Я забрасывал удочку как-то неуверенно. У меня под ложечкой словно ком застрял, который не рассасывался от пива. Комок нервов. И слез тоже. Мне было бы лучше, если бы я расплакался, но не удавалось. Я буду жить с этим чудовищным образом Лейлы и этой болью до тех пор, пока эти твари остаются на свободе. Меня успокаивало, что делом будет заниматься Лубэ. Он - человек дотошный. Он не упустит ни одной улики. Если есть человек, если есть один шанс из тысячи достать этих сволочей, Лубэ его отыщет. Он хорошо зарекомендовал себя. В этой области он был гораздо лучше многих, гораздо лучше меня.
Мне было плохо и потому, что я не мог вести это расследование. Не потому, что я хотел превратить его в личное дело, а потому, что мне было невыносимо знать, что такие сволочи на свободе. Нет, на самом деле не поэтому. Я понимал, что меня терзало. Ненависть. Мне очень хотелось убить этих типов.
Сегодня у меня все валилось из рук. Но я не смирялся с тем, чтобы ловить на толстую лесу с крючками. Так быстро достаешь рыбу. Пателл, дорад… Но этот способ совсем не доставлял мне удовольствия. При нем навешиваешь крючки на леску через каждые два метра и тащишь ее по воде. У меня в лодке всегда есть толстая леса на всякий случай. На те дни, когда я не хочу возвращаться в порт с пустыми руками. Но для меня рыбалка - это ловля на удочку.

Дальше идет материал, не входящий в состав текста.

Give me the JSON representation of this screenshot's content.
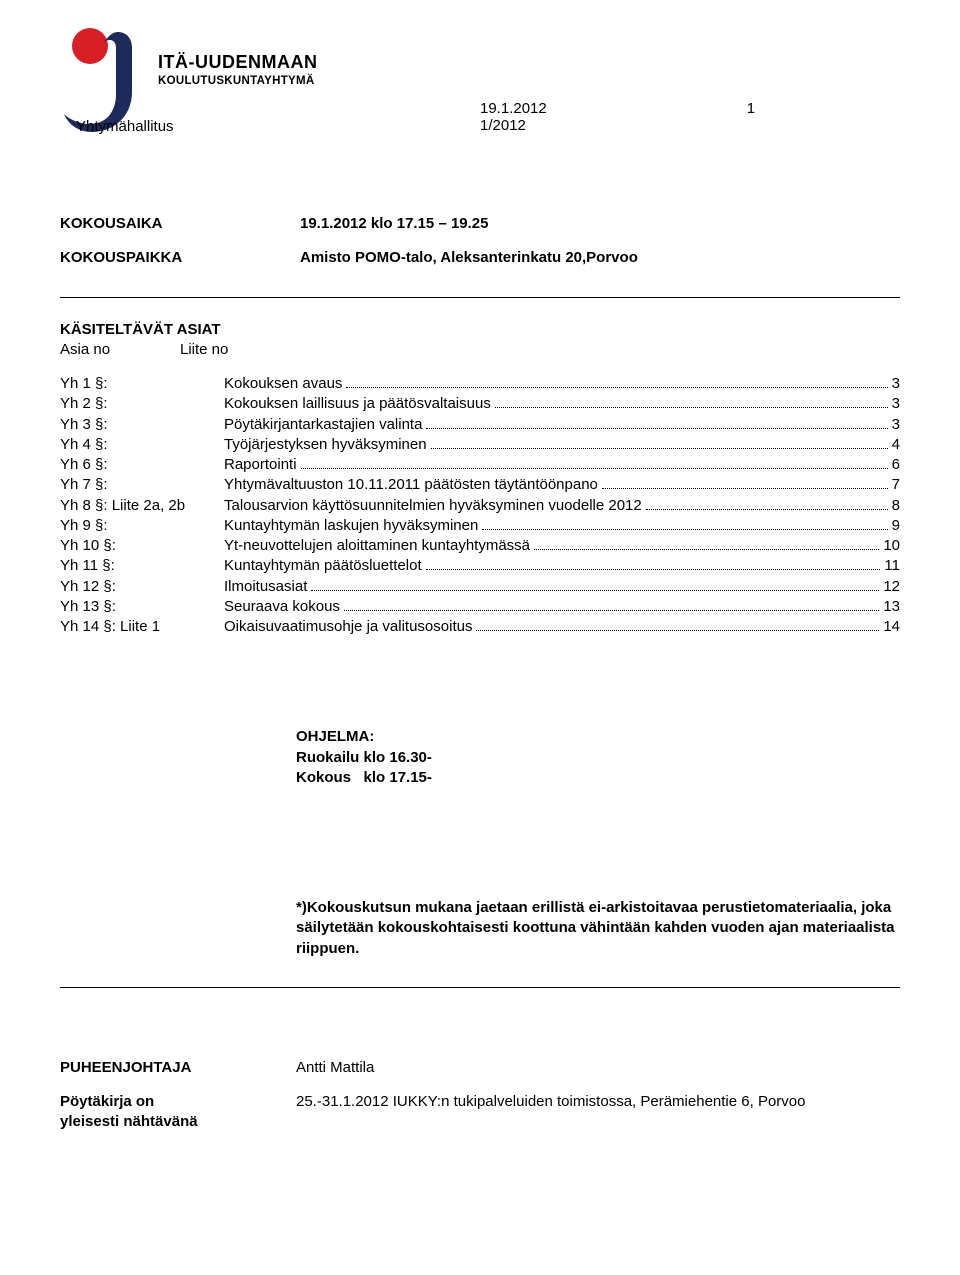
{
  "logo": {
    "org": "ITÄ-UUDENMAAN",
    "sub": "KOULUTUSKUNTAYHTYMÄ",
    "red": "#d61f26",
    "navy": "#1e2a5a"
  },
  "header": {
    "date": "19.1.2012",
    "page_no": "1",
    "board": "Yhtymähallitus",
    "session": "1/2012"
  },
  "meta": {
    "kokousaika_label": "KOKOUSAIKA",
    "kokousaika_value": "19.1.2012 klo 17.15 – 19.25",
    "kokouspaikka_label": "KOKOUSPAIKKA",
    "kokouspaikka_value": "Amisto POMO-talo, Aleksanterinkatu 20,Porvoo"
  },
  "asiat_heading": "KÄSITELTÄVÄT ASIAT",
  "asiat_sub1": "Asia no",
  "asiat_sub2": "Liite no",
  "toc": [
    {
      "key": "Yh 1 §:",
      "title": "Kokouksen avaus",
      "pg": "3"
    },
    {
      "key": "Yh 2 §:",
      "title": "Kokouksen laillisuus ja päätösvaltaisuus",
      "pg": "3"
    },
    {
      "key": "Yh 3 §:",
      "title": "Pöytäkirjantarkastajien valinta",
      "pg": "3"
    },
    {
      "key": "Yh 4 §:",
      "title": "Työjärjestyksen hyväksyminen",
      "pg": "4"
    },
    {
      "key": "Yh 6 §:",
      "title": "Raportointi",
      "pg": "6"
    },
    {
      "key": "Yh 7 §:",
      "title": "Yhtymävaltuuston 10.11.2011 päätösten täytäntöönpano",
      "pg": "7"
    },
    {
      "key": "Yh 8 §: Liite 2a, 2b",
      "title": "Talousarvion käyttösuunnitelmien hyväksyminen vuodelle 2012",
      "pg": "8"
    },
    {
      "key": "Yh 9 §:",
      "title": "Kuntayhtymän laskujen hyväksyminen",
      "pg": "9"
    },
    {
      "key": "Yh 10 §:",
      "title": "Yt-neuvottelujen aloittaminen kuntayhtymässä",
      "pg": "10"
    },
    {
      "key": "Yh 11 §:",
      "title": "Kuntayhtymän päätösluettelot",
      "pg": "11"
    },
    {
      "key": "Yh 12 §:",
      "title": "Ilmoitusasiat",
      "pg": "12"
    },
    {
      "key": "Yh 13 §:",
      "title": "Seuraava kokous",
      "pg": "13"
    },
    {
      "key": "Yh 14 §: Liite 1",
      "title": "Oikaisuvaatimusohje ja valitusosoitus",
      "pg": "14"
    }
  ],
  "ohjelma": {
    "heading": "OHJELMA:",
    "line1": "Ruokailu klo 16.30-",
    "line2": "Kokous   klo 17.15-"
  },
  "footnote": "*)Kokouskutsun mukana jaetaan erillistä ei-arkistoitavaa perustietomateriaalia, joka säilytetään kokouskohtaisesti koottuna vähintään kahden vuoden ajan materiaalista riippuen.",
  "footer": {
    "pj_label": "PUHEENJOHTAJA",
    "pj_value": "Antti Mattila",
    "pk_label1": "Pöytäkirja on",
    "pk_label2": "yleisesti nähtävänä",
    "pk_value": "25.-31.1.2012 IUKKY:n tukipalveluiden toimistossa, Perämiehentie 6, Porvoo"
  }
}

Лейла обратила мои мысли к Лоле, а Лола - к Уго и Маню. И от них у меня чертовски гудела голова. Избыток вопросов и никакого ответа. Но был один неотвязный вопрос, и на него я не хотел отвечать. Что я должен был делать? Я ничего не сделал для Маню. Будучи убежден, не признаваясь себе в этом, что Маню только так и мог кончить. Дать прикончить себя на улице. Либо полицейским, либо, что более обычно, мелким бандитам, нанятым кем-то. Это было в порядке вещей на улице. А вот то, что Уго подох на тротуаре, в эту логику вписывалось меньше. У него не было той ненависти к миру, которая жила в глубине души Маню и которая с годами лишь усиливалась.
Я не думал, что Уго изменился до такой степени. Я не мог считать его способным вытащить пушку и выстрелить в полицейского. Он понимал, что значит жизнь. Именно поэтому он "порвал" и с Марселем, и с Маню. И отрекся от Лолы. Человек, который способен так поступить, я был в этом уверен, никогда не колеблется в выборе между жизнью и смертью. Загнанный в угол, он дал бы себя арестовать. Тюрьма - это всего-навсего лишение свободы. Когда-нибудь из нее выходят. Живым. Если я и мог что-то сделать для Уго, то именно это. Понять, что же произошло.